ANALYSIS/OPINION:
The drama of the European Union’s common currency now goes into its second act, replete with a Spanish fandango as the crisis expands. Spain’s economy is almost twice as large as those of the first victims of the crisis — Greece and Ireland. As the world’s ninth largest economy, Spain represents one-tenth of all eurozone activity. And Madrid’s problems are a microcosm of the political issues dogging all 27 EU members. Those issues portend an endemic crisis.
Like so many of its EU partners, Spain is torn by internal rivalries as old as the nation-state itself. Spaniards have always spoken of “Las Espanas” — plural — acknowledging and rationalizing these differences. The divisions are more than regional geography, with differing languages, customs and legalities dating from before the modern era bringing important economic implications. Navarre, for example, one of Spain’s Basque-speaking political subdivisions, has its own special tax arrangements dating from its inclusion in a united Spain in 1515.
Because the EU was a top-down construction — the creation of statesmen looking for a way out of centuries of warfare — it has, as a byproduct, fed these differences. Spain’s regions increasingly see themselves as EU partners rather than components of a single nation-state. As more power has been seized by unelected Brussels Eurocrats — Europe’s parliament is a powerless talking shop where discredited politicians go to die — Madrid’s hold on its constituencies weakens. Separatism was fed, too, by subsidies ($461 billion in the past five years) from Brussels, which targeted backward EU areas.

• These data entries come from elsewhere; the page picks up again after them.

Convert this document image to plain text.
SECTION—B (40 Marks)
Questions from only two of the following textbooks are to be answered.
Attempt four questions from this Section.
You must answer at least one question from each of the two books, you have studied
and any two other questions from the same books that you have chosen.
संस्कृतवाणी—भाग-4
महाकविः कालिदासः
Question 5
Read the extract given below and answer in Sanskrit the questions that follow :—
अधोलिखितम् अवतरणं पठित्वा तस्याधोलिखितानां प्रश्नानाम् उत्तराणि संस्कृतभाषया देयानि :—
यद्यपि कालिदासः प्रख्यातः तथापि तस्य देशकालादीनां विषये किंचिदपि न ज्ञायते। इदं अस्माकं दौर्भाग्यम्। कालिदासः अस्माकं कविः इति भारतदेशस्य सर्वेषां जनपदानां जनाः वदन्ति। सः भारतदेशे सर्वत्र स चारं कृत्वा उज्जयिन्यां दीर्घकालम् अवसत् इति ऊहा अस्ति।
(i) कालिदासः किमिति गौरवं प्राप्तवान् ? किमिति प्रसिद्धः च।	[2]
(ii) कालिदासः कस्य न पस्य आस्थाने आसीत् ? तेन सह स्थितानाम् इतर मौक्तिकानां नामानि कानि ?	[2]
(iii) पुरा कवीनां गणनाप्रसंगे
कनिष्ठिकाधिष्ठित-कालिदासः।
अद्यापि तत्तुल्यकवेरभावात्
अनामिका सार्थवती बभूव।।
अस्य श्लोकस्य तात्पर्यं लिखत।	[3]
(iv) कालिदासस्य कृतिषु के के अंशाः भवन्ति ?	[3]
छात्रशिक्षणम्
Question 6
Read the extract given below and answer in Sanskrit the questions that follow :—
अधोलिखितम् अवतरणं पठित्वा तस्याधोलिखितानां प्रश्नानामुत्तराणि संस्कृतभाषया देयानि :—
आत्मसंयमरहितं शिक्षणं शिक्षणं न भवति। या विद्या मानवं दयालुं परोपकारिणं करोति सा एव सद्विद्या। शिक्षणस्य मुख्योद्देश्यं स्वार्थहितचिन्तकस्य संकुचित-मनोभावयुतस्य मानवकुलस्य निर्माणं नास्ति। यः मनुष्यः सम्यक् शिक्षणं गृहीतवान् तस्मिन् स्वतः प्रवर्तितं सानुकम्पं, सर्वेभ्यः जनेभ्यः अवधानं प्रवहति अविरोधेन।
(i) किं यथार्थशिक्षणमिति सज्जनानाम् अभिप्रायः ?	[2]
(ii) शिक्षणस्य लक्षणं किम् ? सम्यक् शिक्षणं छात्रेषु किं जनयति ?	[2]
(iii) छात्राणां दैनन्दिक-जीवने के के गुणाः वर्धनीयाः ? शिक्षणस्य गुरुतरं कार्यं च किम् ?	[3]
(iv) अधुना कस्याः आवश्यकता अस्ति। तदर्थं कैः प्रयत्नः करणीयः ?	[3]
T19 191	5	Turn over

As the economic crisis deepened, last month’s elections in Catalonia — which with the Basque regions had a per-capita income a third higher than the national Spanish average — produced a majority advocating either more autonomy or independence.
Ironically, Prime Minister Jose Luis Rodriguez Zapatero’s minority socialist government has hung on by swapping concessions of autonomy for the support of ethnic nationality parties in the Cortes, the Spanish parliament. That collaboration is ending with the economic strains.
In addition to its central government debt, Madrid has to deal with heavy borrowing by the autonomous governments. Their industry sparked Spain’s remarkable two decades of progress, but they now are suffering the country’s highest unemployment levels. That is going to further complicate Mr. Zapatero’s austerity program aimed at funding Spain’s debts. He proposes reducing deficits by a third to $40 billion next year. The socialist leader has gone to such lengths as advocating privatizing the world’s oldest lottery and other state-owned enterprises.
But in the face of 20 percent unemployment, his core constituency, the trade unions, demand even more generous unemployment benefits and protective labor legislation, a major impediment to getting the economy out of debt.
In fact, growth is stalling in the 16 countries using the euro, even in Germany, and is actually negative in the basket cases of Greece and Ireland, in part because of their very austerity programs. It’s hitting Spain, too, faced with rising rates to refinance its existing national debt — up 20 percent in the past two months.
Attempting to come to the rescue, the EU central bank has been playing cat-and-mouse with the markets since May, stealthily buying up nearly $90 billion worth of government bonds to reduce interest rates. But it’s nothing like the $2.6 trillion or so that would be needed to mop up “the Club Med debt.” Berlin, with its historic fear of cheap money and inflation, adamantly opposes imitating the “quantitative easing” pursued by the U.S. Fed — printing euros. In fact, German Chancellor Angela Merkel’s proposals for setting up contingency funds for coming “bailouts” have only added to investors’ jitters and run up the price of refunding.
A growing number of critics hold that, in any case, “bailouts” are not the solution since they only kick the ball down the road. They argue the remedy has to be “restructuring,” a default in which bondholders take their lumps. But those kinds of losses for the banking system could bring on a whole new round of international financial crises. The European central bank is already extending “emergency” loans to some European banks, including the Spanish savings banks.
This rats’ nest increasingly suggests dismantling the euro may be the only way out, something Mrs. Merkel herself has said is unthinkable because it is so closely tied to the success of the EU itself. Furthermore, a specter down the road for Berlin, the economic powerhouse of the continental alliance, is a return to the old German mark, a radical step that would bring speculators running, drive up German prices, possibly spark a new round of inflation — and threaten Germany’s huge dependence on export-led growth, the motor of its post-World War II prosperity.